The board of directors of Na Leo o Hawaii announced over the weekend it met with Na Leo TV president and CEO Stacy K. Higa, who assured the board that management and staff are fully cooperating with an investigation being conducted by the FBI.
The FBI executed a search warrant Thursday at the Hilo offices of Na Leo TV, the operator of Public Educational and Governmental (PEG) Access channels for Hawaii island, but neither the FBI nor Na Leo has provided any answers as to the nature of the investigation, or any details concerning who specifically is being investigated.
The email said that the board was made aware of the federal investigation on Thursday.
Claude Onizuka, chairman of the board, said in a written statement issued Saturday in an email by Na Leo’s assistant general manager: “The Board is satisfied with the level of cooperation provided to date and will continue to closely monitor the situation to ensure full cooperation with the investigation.

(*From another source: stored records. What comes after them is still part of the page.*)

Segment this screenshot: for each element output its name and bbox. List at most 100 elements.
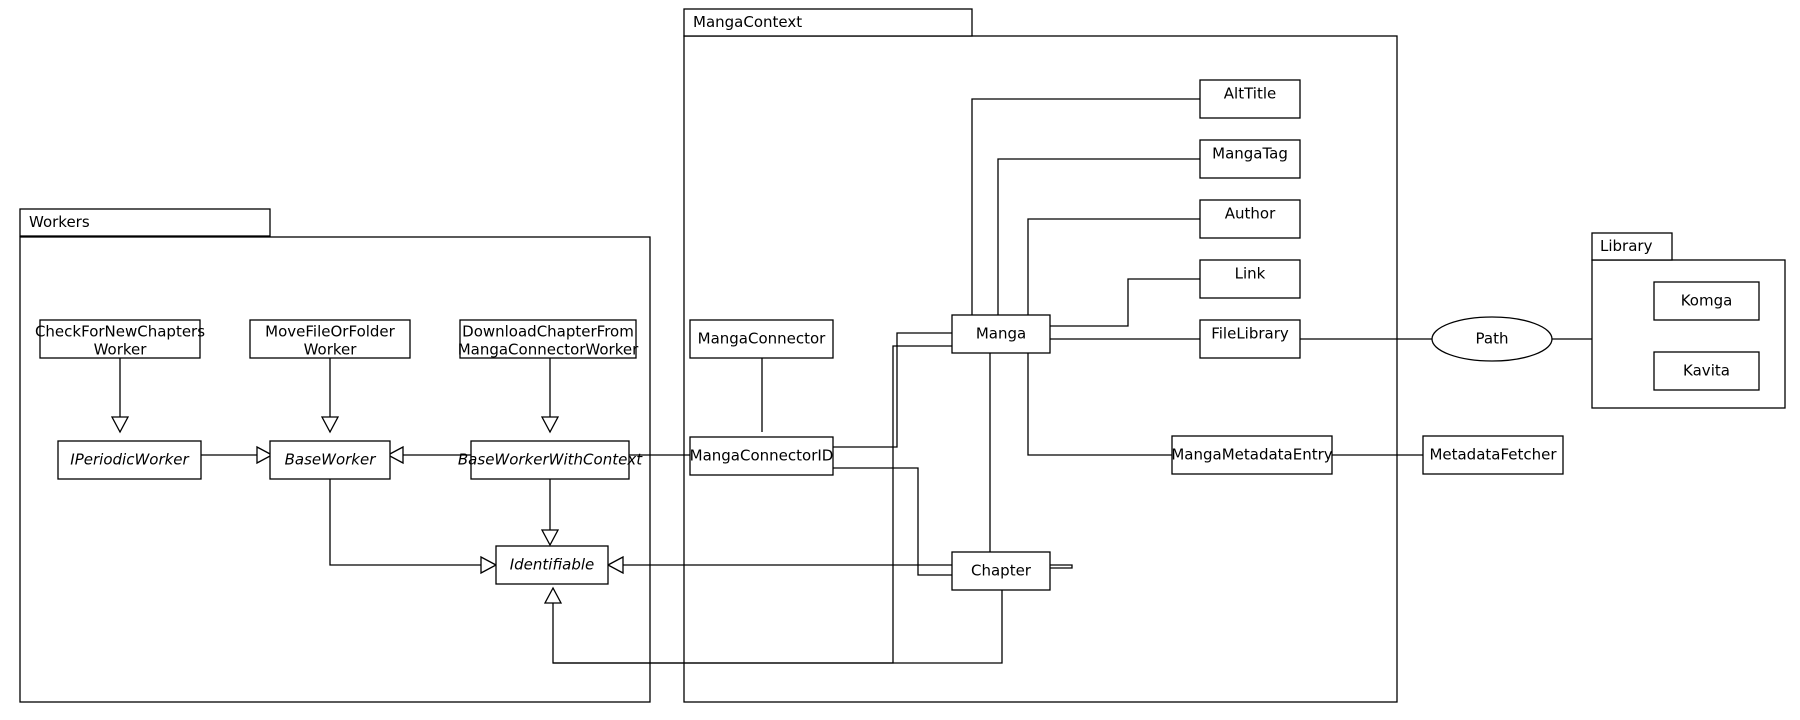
class-metadatafetcher[interactable]: MetadataFetcher xyxy=(1422,435,1564,475)
arrowhead-baseworker-left xyxy=(256,445,274,465)
class-identifiable[interactable]: Identifiable xyxy=(495,545,609,585)
edge-chapter-to-identifiable xyxy=(560,564,1073,569)
class-box[interactable] xyxy=(1653,351,1760,391)
package-mangacontext-label: MangaContext xyxy=(693,13,802,31)
arrowhead-identifiable-top xyxy=(540,529,560,547)
class-box[interactable] xyxy=(269,440,391,480)
class-box[interactable] xyxy=(1199,199,1301,239)
package-workers-body xyxy=(19,236,651,703)
node-path[interactable]: Path xyxy=(1431,316,1553,362)
class-komga[interactable]: Komga xyxy=(1653,281,1760,321)
package-workers-tab-real xyxy=(19,208,271,237)
arrowhead-identifiable-right xyxy=(606,555,624,575)
class-box[interactable] xyxy=(249,319,411,359)
class-label-line1: MoveFileOrFolder xyxy=(265,323,395,341)
class-box[interactable] xyxy=(1199,259,1301,299)
class-label: Author xyxy=(1225,205,1276,223)
class-kavita[interactable]: Kavita xyxy=(1653,351,1760,391)
edge-baseworker-to-identifiable xyxy=(329,478,483,566)
class-label: Chapter xyxy=(971,562,1032,580)
class-label: MangaConnector xyxy=(698,330,827,348)
class-mangaconnector[interactable]: MangaConnector xyxy=(689,319,834,359)
package-mangacontext: MangaContext xyxy=(683,8,1398,703)
class-label: Komga xyxy=(1681,292,1733,310)
class-move-file-or-folder-worker[interactable]: MoveFileOrFolder Worker xyxy=(249,319,411,359)
class-baseworker[interactable]: BaseWorker xyxy=(269,440,391,480)
class-mangametadataentry[interactable]: MangaMetadataEntry xyxy=(1171,435,1333,475)
arrowhead-identifiable-bottom xyxy=(543,586,563,604)
class-mangaconnectorid[interactable]: MangaConnectorID xyxy=(689,436,834,476)
class-box[interactable] xyxy=(1171,435,1333,475)
edge-manga-to-link xyxy=(1050,278,1200,327)
class-chapter[interactable]: Chapter xyxy=(951,551,1051,591)
class-box[interactable] xyxy=(689,319,834,359)
package-mangacontext-body xyxy=(683,35,1398,703)
class-label: FileLibrary xyxy=(1211,325,1289,343)
edge-manga-to-author xyxy=(1027,218,1200,333)
arrowhead-baseworker-top xyxy=(320,416,340,434)
class-label-line2: MangaConnectorWorker xyxy=(458,341,639,359)
class-label: Identifiable xyxy=(510,556,595,574)
edge-mangaconnectorid-to-manga xyxy=(833,332,953,448)
package-library-tab xyxy=(1591,232,1673,261)
class-label: Link xyxy=(1235,265,1266,283)
class-box[interactable] xyxy=(39,319,201,359)
class-box[interactable] xyxy=(951,551,1051,591)
class-label: BaseWorkerWithContext xyxy=(458,451,643,469)
class-box[interactable] xyxy=(1199,139,1301,179)
class-label: IPeriodicWorker xyxy=(70,451,189,469)
class-manga[interactable]: Manga xyxy=(951,314,1051,354)
class-label: AltTitle xyxy=(1224,85,1276,103)
class-label: BaseWorker xyxy=(285,451,377,469)
class-box[interactable] xyxy=(1653,281,1760,321)
package-library-body xyxy=(1591,259,1786,409)
class-box[interactable] xyxy=(459,319,637,359)
class-mangatag[interactable]: MangaTag xyxy=(1199,139,1301,179)
edge-manga-to-mangatag xyxy=(997,158,1200,333)
class-download-chapter-from-manga-connector-worker[interactable]: DownloadChapterFrom MangaConnectorWorker xyxy=(458,319,639,359)
arrowhead-baseworkerwithcontext-top xyxy=(540,416,560,434)
edge-manga-to-mangametadataentry xyxy=(1027,353,1172,456)
class-box[interactable] xyxy=(470,440,630,480)
class-box[interactable] xyxy=(689,436,834,476)
class-label: Manga xyxy=(976,325,1026,343)
edge-manga-left-lower-route xyxy=(553,345,953,664)
class-box[interactable] xyxy=(495,545,609,585)
package-workers-label: Workers xyxy=(29,213,90,231)
class-label: Kavita xyxy=(1683,362,1730,380)
edge-mangaconnectorid-to-chapter xyxy=(833,467,953,576)
class-label: MetadataFetcher xyxy=(1429,446,1557,464)
class-label: MangaConnectorID xyxy=(690,447,834,465)
arrowheads-layer xyxy=(110,416,624,604)
arrowhead-identifiable-left xyxy=(480,555,498,575)
class-label-line1: CheckForNewChapters xyxy=(35,323,205,341)
package-library: Library xyxy=(1591,232,1786,409)
class-link[interactable]: Link xyxy=(1199,259,1301,299)
class-box[interactable] xyxy=(951,314,1051,354)
class-iperiodicworker[interactable]: IPeriodicWorker xyxy=(57,440,202,480)
class-baseworkerwithcontext[interactable]: BaseWorkerWithContext xyxy=(458,440,643,480)
arrowhead-iperiodicworker-top xyxy=(110,416,130,434)
class-label-line2: Worker xyxy=(304,341,358,359)
path-ellipse[interactable] xyxy=(1431,316,1553,362)
package-library-label: Library xyxy=(1600,237,1653,255)
class-box[interactable] xyxy=(1199,79,1301,119)
package-workers: Workers xyxy=(19,208,651,703)
arrowhead-baseworker-right xyxy=(386,445,404,465)
edges-layer xyxy=(119,98,1592,664)
class-box[interactable] xyxy=(1422,435,1564,475)
class-box[interactable] xyxy=(57,440,202,480)
class-box[interactable] xyxy=(1199,319,1301,359)
path-label: Path xyxy=(1476,330,1509,348)
class-label: MangaTag xyxy=(1212,145,1288,163)
class-label-line2: Worker xyxy=(94,341,148,359)
class-label: MangaMetadataEntry xyxy=(1171,446,1332,464)
edge-chapter-bottom-to-identifiable-bottom xyxy=(552,590,1003,664)
class-check-for-new-chapters-worker[interactable]: CheckForNewChapters Worker xyxy=(35,319,205,359)
class-alttitle[interactable]: AltTitle xyxy=(1199,79,1301,119)
class-filelibrary[interactable]: FileLibrary xyxy=(1199,319,1301,359)
package-mangacontext-tab xyxy=(683,8,973,37)
class-author[interactable]: Author xyxy=(1199,199,1301,239)
class-label-line1: DownloadChapterFrom xyxy=(462,323,634,341)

“Because this is an ongoing investigation, the Board is unable to share more information at this time,” Onizuka said.
“However, the Board is pleased to note that all staff will continue with their assigned duties and that Na Leo TV has resumed its normal operations, subject to prevailing COVID-related guidelines.”
It is unclear whether Na Leo TV’s management, including Higa, are continuing their duties with the station.
Assistant General Manager Micah Alameda sent the statement on Saturday, but has not returned a call requesting clarification.
Onizuka has also not returned a call regarding whether Higa, who placed fifth in the Hawaii County mayoral primary, is also resuming his work with Na Leo, and whether Na Leo’s board of directors has reviewed the organization’s annual audit — or whether the audit has been completed yet.
The nonprofit organization falls under the purview of the Department of Commerce and Consumer Affairs. As all other PEG access operators, it hires its own auditor to conduct an annual audit.
DCCA cable administrator Ji Sook Kim said Thursday the agency has not yet received the nonprofit’s annual financial audit for 2020, which first goes to its board for review, then goes to the DCCA in 2021.
A review of its 2019 audit did not show anything of concern.